В течение первых пяти лет в Негеве, вплоть до самой войны, прервавшей этот процесс, молодые польские евреи стремились к тому, чтобы между ними и арабами развивались дружеские отношения и взаимная помощь. Такие отношения были характерными почти для всей страны. Хотя и осталось некоторое недоверие, обе культуры, такие чуждые друг другу, могли мирно сосуществовать. Это особенно ярко выражалось в сельских местностях. Хотя расселение евреев могло сократить доходы "потесненных" арабских арендаторов, в конечном счете арабы извлекали пользу из этого соседства. Изменения в сельском хозяйстве и улучшение здоровья всегда сопутствовали приходу евреев. Многие арабы признавали это; они посылали детей к еврейским врачам или приходили за семенами в кибуц.
Хотя отдельные евреи или группы отступали от этого правила, (и я слышала, как евреи говорили: "Никогда не верь арабу") сознательная цель еврейской общины была направлена на воспитание уважения и расположения к арабам. Повседневным общением между простыми людьми эта цель практически осуществлялась среди большей части населения. Разногласия между арабами и евреями имели мало общего с повседневными отношениями между ними. Чаще всего они подстрекались сверху арабскими национальными лидерами.
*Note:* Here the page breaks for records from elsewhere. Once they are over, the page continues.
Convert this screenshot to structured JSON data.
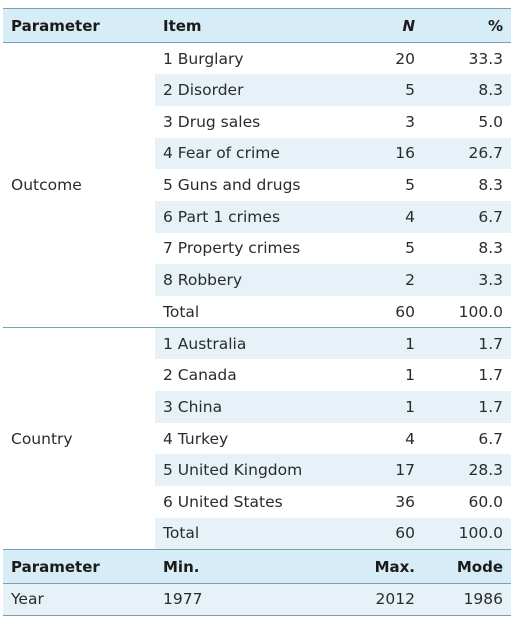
{
  "header": {
    "parameter": "Parameter",
    "item": "Item",
    "n": "N",
    "pct": "%"
  },
  "outcome": {
    "parameter": "Outcome",
    "rows": [
      {
        "item": "1 Burglary",
        "n": "20",
        "pct": "33.3"
      },
      {
        "item": "2 Disorder",
        "n": "5",
        "pct": "8.3"
      },
      {
        "item": "3 Drug sales",
        "n": "3",
        "pct": "5.0"
      },
      {
        "item": "4 Fear of crime",
        "n": "16",
        "pct": "26.7"
      },
      {
        "item": "5 Guns and drugs",
        "n": "5",
        "pct": "8.3"
      },
      {
        "item": "6 Part 1 crimes",
        "n": "4",
        "pct": "6.7"
      },
      {
        "item": "7 Property crimes",
        "n": "5",
        "pct": "8.3"
      },
      {
        "item": "8 Robbery",
        "n": "2",
        "pct": "3.3"
      },
      {
        "item": "Total",
        "n": "60",
        "pct": "100.0"
      }
    ]
  },
  "country": {
    "parameter": "Country",
    "rows": [
      {
        "item": "1 Australia",
        "n": "1",
        "pct": "1.7"
      },
      {
        "item": "2 Canada",
        "n": "1",
        "pct": "1.7"
      },
      {
        "item": "3 China",
        "n": "1",
        "pct": "1.7"
      },
      {
        "item": "4 Turkey",
        "n": "4",
        "pct": "6.7"
      },
      {
        "item": "5 United Kingdom",
        "n": "17",
        "pct": "28.3"
      },
      {
        "item": "6 United States",
        "n": "36",
        "pct": "60.0"
      },
      {
        "item": "Total",
        "n": "60",
        "pct": "100.0"
      }
    ]
  },
  "header2": {
    "parameter": "Parameter",
    "min": "Min.",
    "max": "Max.",
    "mode": "Mode"
  },
  "year": {
    "parameter": "Year",
    "min": "1977",
    "max": "2012",
    "mode": "1986"
  }
}
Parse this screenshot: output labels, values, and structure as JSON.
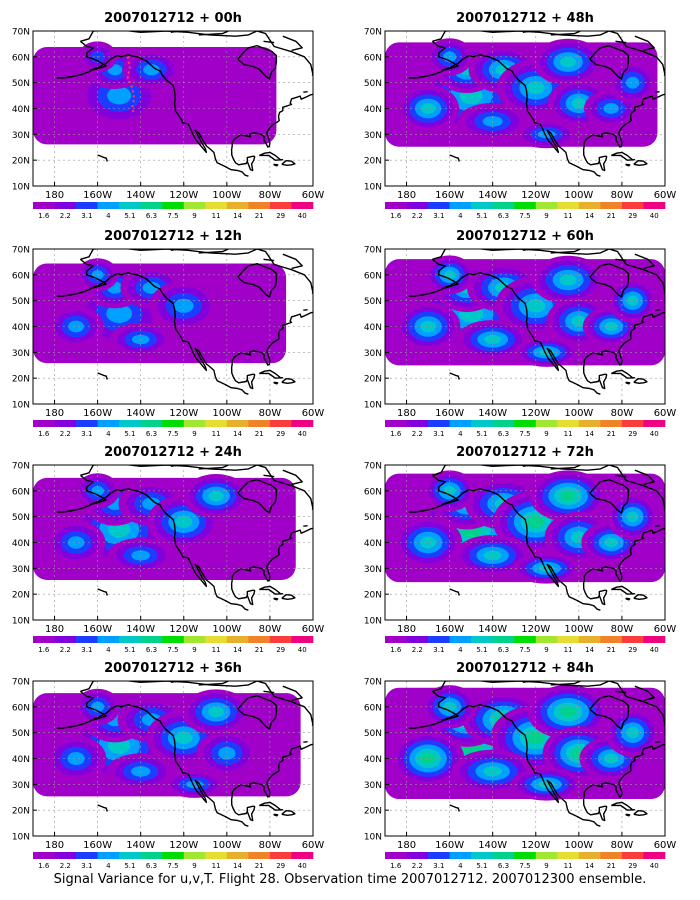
{
  "panels": [
    {
      "title": "2007012712 + 00h",
      "intensity": 0.3
    },
    {
      "title": "2007012712 + 12h",
      "intensity": 0.4
    },
    {
      "title": "2007012712 + 24h",
      "intensity": 0.5
    },
    {
      "title": "2007012712 + 36h",
      "intensity": 0.55
    },
    {
      "title": "2007012712 + 48h",
      "intensity": 0.6
    },
    {
      "title": "2007012712 + 60h",
      "intensity": 0.68
    },
    {
      "title": "2007012712 + 72h",
      "intensity": 0.78
    },
    {
      "title": "2007012712 + 84h",
      "intensity": 0.9
    }
  ],
  "map_extent": {
    "lon_min": -190,
    "lon_max": -60,
    "lat_min": 10,
    "lat_max": 70
  },
  "lat_ticks": [
    "10N",
    "20N",
    "30N",
    "40N",
    "50N",
    "60N",
    "70N"
  ],
  "lon_ticks": [
    "180",
    "160W",
    "140W",
    "120W",
    "100W",
    "80W",
    "60W"
  ],
  "colorbar": {
    "labels": [
      "1.6",
      "2.2",
      "3.1",
      "4",
      "5.1",
      "6.3",
      "7.5",
      "9",
      "11",
      "14",
      "21",
      "29",
      "40"
    ],
    "colors": [
      "#a000c8",
      "#8200dc",
      "#1e3cff",
      "#00a0ff",
      "#00c8c8",
      "#00d28c",
      "#00dc00",
      "#a0e632",
      "#e6dc32",
      "#e6af2d",
      "#f08228",
      "#fa3c3c",
      "#f00082"
    ]
  },
  "caption": "Signal Variance for u,v,T. Flight 28. Observation time 2007012712. 2007012300 ensemble."
}
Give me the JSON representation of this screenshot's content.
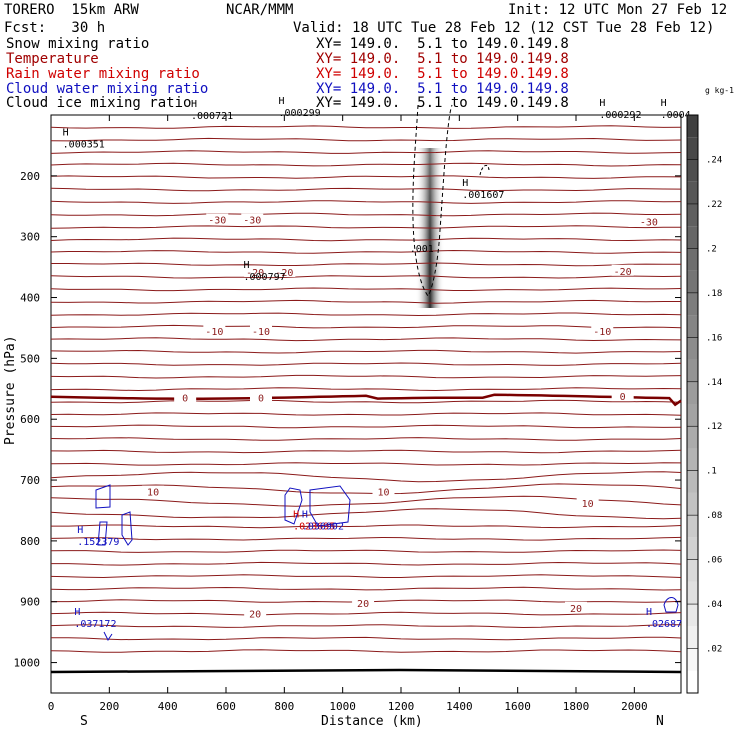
{
  "header": {
    "case": "TORERO  15km ARW",
    "center": "NCAR/MMM",
    "init": "Init: 12 UTC Mon 27 Feb 12",
    "fcst": "Fcst:   30 h",
    "valid": "Valid: 18 UTC Tue 28 Feb 12 (12 CST Tue 28 Feb 12)"
  },
  "fields": [
    {
      "name": "Snow mixing ratio",
      "color": "#000000",
      "xy": "XY= 149.0.  5.1 to 149.0.149.8"
    },
    {
      "name": "Temperature",
      "color": "#a00000",
      "xy": "XY= 149.0.  5.1 to 149.0.149.8"
    },
    {
      "name": "Rain water mixing ratio",
      "color": "#d00000",
      "xy": "XY= 149.0.  5.1 to 149.0.149.8"
    },
    {
      "name": "Cloud water mixing ratio",
      "color": "#1010c0",
      "xy": "XY= 149.0.  5.1 to 149.0.149.8"
    },
    {
      "name": "Cloud ice mixing ratio",
      "color": "#000000",
      "xy": "XY= 149.0.  5.1 to 149.0.149.8"
    }
  ],
  "chart_data": {
    "type": "heatmap",
    "xlabel": "Distance (km)",
    "ylabel": "Pressure (hPa)",
    "x_ticks": [
      0,
      200,
      400,
      600,
      800,
      1000,
      1200,
      1400,
      1600,
      1800,
      2000
    ],
    "y_ticks": [
      200,
      300,
      400,
      500,
      600,
      700,
      800,
      900,
      1000
    ],
    "xlim": [
      0,
      2160
    ],
    "ylim": [
      100,
      1050
    ],
    "end_labels": {
      "left": "S",
      "right": "N"
    },
    "colorbar": {
      "units": "g kg-1",
      "ticks": [
        ".02",
        ".04",
        ".06",
        ".08",
        ".1",
        ".12",
        ".14",
        ".16",
        ".18",
        ".2",
        ".22",
        ".24"
      ],
      "max": 0.26,
      "color": "#404040"
    },
    "temperature_isotherms": [
      {
        "label": "-30",
        "color": "#8b1a1a"
      },
      {
        "label": "-20",
        "color": "#8b1a1a"
      },
      {
        "label": "-10",
        "color": "#8b1a1a"
      },
      {
        "label": "0",
        "color": "#7a0000"
      },
      {
        "label": "10",
        "color": "#8b1a1a"
      },
      {
        "label": "20",
        "color": "#8b1a1a"
      }
    ],
    "temperature_labels": [
      {
        "text": "-30",
        "x": 570,
        "p": 272
      },
      {
        "text": "-30",
        "x": 690,
        "p": 272
      },
      {
        "text": "-30",
        "x": 2050,
        "p": 275
      },
      {
        "text": "-20",
        "x": 700,
        "p": 358
      },
      {
        "text": "-20",
        "x": 800,
        "p": 358
      },
      {
        "text": "-20",
        "x": 1960,
        "p": 356
      },
      {
        "text": "-10",
        "x": 560,
        "p": 455
      },
      {
        "text": "-10",
        "x": 720,
        "p": 455
      },
      {
        "text": "-10",
        "x": 1890,
        "p": 455
      },
      {
        "text": "0",
        "x": 460,
        "p": 564
      },
      {
        "text": "0",
        "x": 720,
        "p": 564
      },
      {
        "text": "0",
        "x": 1960,
        "p": 562
      },
      {
        "text": "10",
        "x": 350,
        "p": 719
      },
      {
        "text": "10",
        "x": 1140,
        "p": 719
      },
      {
        "text": "10",
        "x": 1840,
        "p": 738
      },
      {
        "text": "20",
        "x": 700,
        "p": 919
      },
      {
        "text": "20",
        "x": 1070,
        "p": 902
      },
      {
        "text": "20",
        "x": 1800,
        "p": 910
      }
    ],
    "maxima": [
      {
        "value": ".000721",
        "x": 480,
        "p": 100,
        "color": "#000000"
      },
      {
        "value": ".000299",
        "x": 780,
        "p": 95,
        "color": "#000000"
      },
      {
        "value": ".000292",
        "x": 1880,
        "p": 98,
        "color": "#000000"
      },
      {
        "value": ".0004",
        "x": 2090,
        "p": 98,
        "color": "#000000"
      },
      {
        "value": ".000351",
        "x": 40,
        "p": 147,
        "color": "#000000"
      },
      {
        "value": ".001607",
        "x": 1410,
        "p": 230,
        "color": "#000000"
      },
      {
        "value": ".000797",
        "x": 660,
        "p": 365,
        "color": "#000000"
      },
      {
        "value": ".152379",
        "x": 90,
        "p": 800,
        "color": "#1010c0"
      },
      {
        "value": ".023695",
        "x": 830,
        "p": 775,
        "color": "#d00000"
      },
      {
        "value": ".036902",
        "x": 860,
        "p": 775,
        "color": "#1010c0"
      },
      {
        "value": ".037172",
        "x": 80,
        "p": 935,
        "color": "#1010c0"
      },
      {
        "value": ".02687",
        "x": 2040,
        "p": 935,
        "color": "#1010c0"
      }
    ],
    "snow_label": {
      "value": ".001",
      "x": 1230,
      "p": 325
    },
    "snow_core": {
      "x_center": 1320,
      "p_top": 190,
      "p_bottom": 400,
      "max": 0.26
    }
  }
}
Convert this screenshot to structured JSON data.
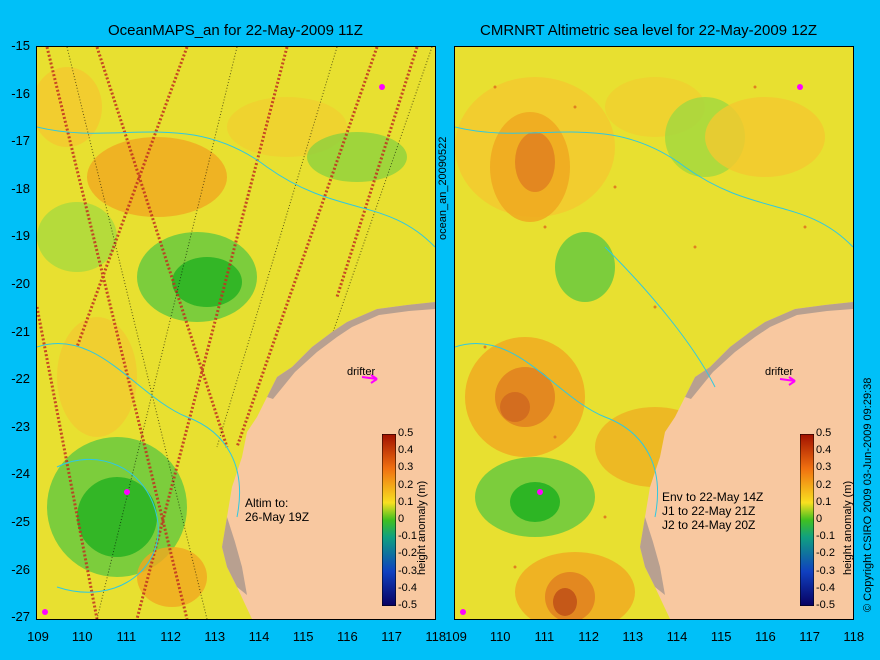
{
  "left_panel": {
    "title": "OceanMAPS_an for 22-May-2009 11Z",
    "annotation_lines": [
      "Altim to:",
      "26-May 19Z"
    ],
    "drifter_label": "drifter"
  },
  "right_panel": {
    "title": "CMRNRT Altimetric sea level  for 22-May-2009 12Z",
    "annotation_lines": [
      "Env to 22-May 14Z",
      "J1 to 22-May 21Z",
      "J2 to 24-May 20Z"
    ],
    "drifter_label": "drifter"
  },
  "side_label_middle": "ocean_an_20090522",
  "side_label_right": "© Copyright CSIRO 2009   03-Jun-2009 09:29:38",
  "axes": {
    "lat_ticks": [
      "-15",
      "-16",
      "-17",
      "-18",
      "-19",
      "-20",
      "-21",
      "-22",
      "-23",
      "-24",
      "-25",
      "-26",
      "-27"
    ],
    "lon_ticks": [
      "109",
      "110",
      "111",
      "112",
      "113",
      "114",
      "115",
      "116",
      "117",
      "118"
    ]
  },
  "colorbar": {
    "label": "height anomaly (m)",
    "ticks": [
      "0.5",
      "0.4",
      "0.3",
      "0.2",
      "0.1",
      "0",
      "-0.1",
      "-0.2",
      "-0.3",
      "-0.4",
      "-0.5"
    ]
  },
  "colors": {
    "background": "#00c0f8",
    "land": "#f8c8a0",
    "shelf": "#b8a090",
    "drifter": "#ff00ff"
  }
}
Не вся земля, проданная хирбским шейхом в выгодной для себя сделке, была пригодна для земледелия. Местами она была слишком скалистой и выветренной, чтобы ее стоило обрабатывать, местами была временно занята британскими военными лагерями. В первые годы кибуц обработал 175 акров земли. Была построена водонапорная башня на одном из холмов и проведены трубопроводы к только что разведенной банановой плантации и к молодым фруктовым садам, где были посажены яблони, сливы и оливковые деревья. Поселенцы не могли себе позволить такой роскоши, как систему разбрызгивателей, которая сейчас орошает их поля. С помощью мулов, тянувших за собой примитивный канавокопатель, они прорывали оросительные каналы. Это была тяжелая и изматывающая работа регулировать поток воды оросительными мотыгами. Пахать на маленьком тракторе, разбрасывать вилами удобрение, сажать растения, вручную пропалывать овощи, ухаживать за скотом - таков был их повседневный труд под горячим солнцем летом или в грязь и дождь зимой.
От арабских соседей молодые пионеры научились выращивать виноград. Они купили саженцы в деревне Барбара, которая славилась особенно крупным и сладким сортом зеленого винограда. Крестьяне показали, как глубоко надо сажать, как удобрять и как подрезать виноградную лозу.